American Roots of Collegiality (1635-1655)
In opposition to the authoritative civil-religious realities of colonial Massachusetts (1636), collegiality partly found its earliest recorded American expression. In particular, historians often credit Roger Williams, Anne Hutchinson, Henry Vane and John Wheelwright for unwittingly giving collegiality its first American form. The reasoning behind this claim is that these individuals, as antinomians (members of a certain Puritan sect), openly claimed “revelation as superior to the ministry of the word;” and, thereby, simultaneously invoked a religious path towards self-government, and spoke heresy against the oppressive authority of Governor John Winthrop and the Boston Church.1
However, since they reserved these inner “truths” for those elected by God only, all scholars familiar with the basic principles of collegiality agree that they cannot be accurately considered collegialists.2 Nevertheless, they widely recognize that the faith in an inner-light or conscience, which supersede position-based authority, places the antinomians closer to a pattern of anti-authoritarianism that is central to collegiality.
In this respect, the antinomians also held the courage to directly challenge such authority, another important collegiality characteristic. For example, along with agitation amongst her fellow settlers, Mrs. Hutchinson helped organize the Aquiday colony (now Rhoda Island), which “would not wear any arms and denied all magistracy among Christians.”3 When the Aquiday colony and its resistance to the ministry and emphasis on the supremacy of conscience are taken together, these recorded observations serve as plausible support for the claim that these antinomians functioned as somewhat the first documented colonial-American collegiality.

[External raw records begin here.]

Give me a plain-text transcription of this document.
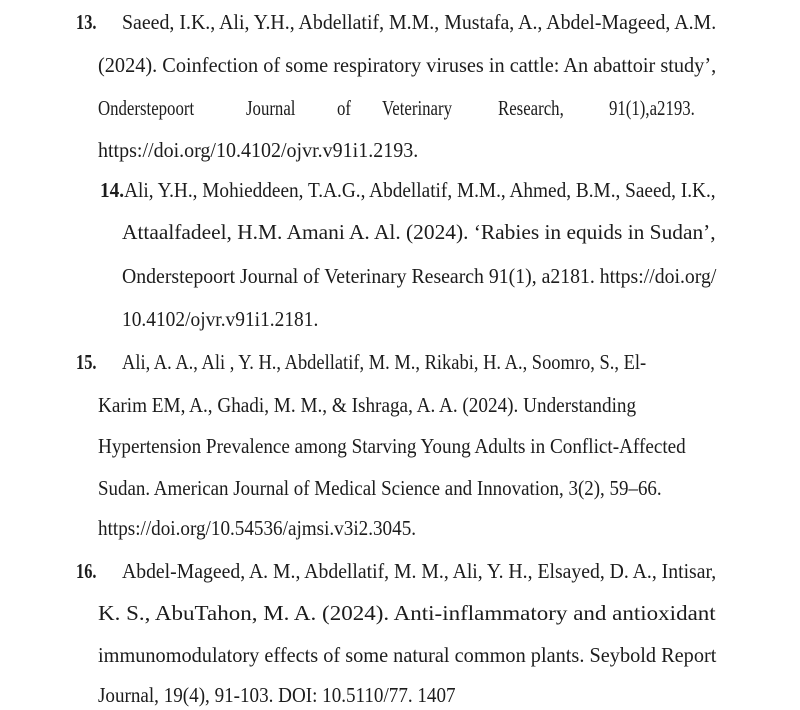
13. Saeed, I.K., Ali, Y.H., Abdellatif, M.M., Mustafa, A., Abdel-Mageed, A.M.
(2024). Coinfection of some respiratory viruses in cattle: An abattoir study’,
Onderstepoort Journal of Veterinary Research, 91(1),a2193.
https://doi.org/10.4102/ojvr.v91i1.2193.
14.Ali, Y.H., Mohieddeen, T.A.G., Abdellatif, M.M., Ahmed, B.M., Saeed, I.K.,
Attaalfadeel, H.M. Amani A. Al. (2024). ‘Rabies in equids in Sudan’,
Onderstepoort Journal of Veterinary Research 91(1), a2181. https://doi.org/
10.4102/ojvr.v91i1.2181.
15. Ali, A. A., Ali , Y. H., Abdellatif, M. M., Rikabi, H. A., Soomro, S., El-
Karim EM, A., Ghadi, M. M., & Ishraga, A. A. (2024). Understanding
Hypertension Prevalence among Starving Young Adults in Conflict-Affected
Sudan. American Journal of Medical Science and Innovation, 3(2), 59–66.
https://doi.org/10.54536/ajmsi.v3i2.3045.
16. Abdel-Mageed, A. M., Abdellatif, M. M., Ali, Y. H., Elsayed, D. A., Intisar,
K. S., AbuTahon, M. A. (2024). Anti-inflammatory and antioxidant
immunomodulatory effects of some natural common plants. Seybold Report
Journal, 19(4), 91-103. DOI: 10.5110/77. 1407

Correspondingly, this religious-antiauthoritarian-rebellious starting place is very important to the original development of collegiality within the overall American political culture. A fuller manifestation of such growth rests in the year 1655 with the Society of Friends (better known as “the Quakers”). In the Quaker faith, unlike that of the antinomians’, each believer follows the vision of his or her own “inner-light,” and, thus, do not just reserve it for those few elected by God. More importantly, in the Quaker doctrine:
No man, by virtue of any power or principality he hath in government of this world, hath power over the conscience of men…because the conscience of man is the seat and throne of God in him, of which God is the alone proper and infallible judge.4
This justification by an inner-faith alone implies that the transfer of the ability to decide religious matters for one’s self must become more decentralized among the members of the Society of Friends; and, thereby, distinguishes them from other, relatively more authoritative and centralized patterns of worship. When this commitment to decentralization occludes any interference by any government entity, then the Quakers (much like the Aquiday colonialists before them) also reject any person among them empowerment to sit in judgment and exercise judicial authority over matters of religion.
With this doctrine, many political historians suggest that this Protestant-style emphasis on the jurisdiction of individual conscience, moral purity, and natural law became part of the conceptual basis for collegiality within American political culture. For example, according to David DeLeon, an Associate Professor of History at the University of Iowa, these very same concepts laid down the partial mental framework whereby, “individual conscience might perceive a higher law than that of civil government,” and disobedience to unjust legislation as a moral duty.5 Thus, when religious groups, like the antinomians and the Quakers, insist that inasmuch as possible power over religious matters stay with those who must bear its effects, then they embody the main thrust of collegiality.
1. John C. Hildt, William Dodge Gray, and Harold Underwood Faulkner, Native American Anarchism: A Study of Left-Wing American Individualism (New York: AMS Press, 1932), 13-34; and Corinne Jacker, The Black Flag of Anarchy: Antistatism in The United States (New York: Charles Schribner’s Sons, 1968), 17-26; and James D. Forman, Anarchism: Political Innocence or Social Violence? (New York: Dell Publishing, 1975), 89-90.
2. Hildt et al., 18; and Jacker, 19.
3. Hildt et al., 23, 32-33 Governor Winthrop’s Journal entry cited: “At Aquiday, also, Mrs Hutchinson exercised publicly, and she and her party (some three or four families) would have no magistracy.”; and Jacker, 19-20.
4. Robert Barclay, An Apology for the True Christian Divinity ed. 4th (Glasgow, 1886), 35.
5. David DeLeon, The American as Anarchist: Reflections on Indigenous Radicalism (Baltimore: The John Hopkins University Press, 1978), 19-20; and Jacker., 26; and Hildt et al., 45.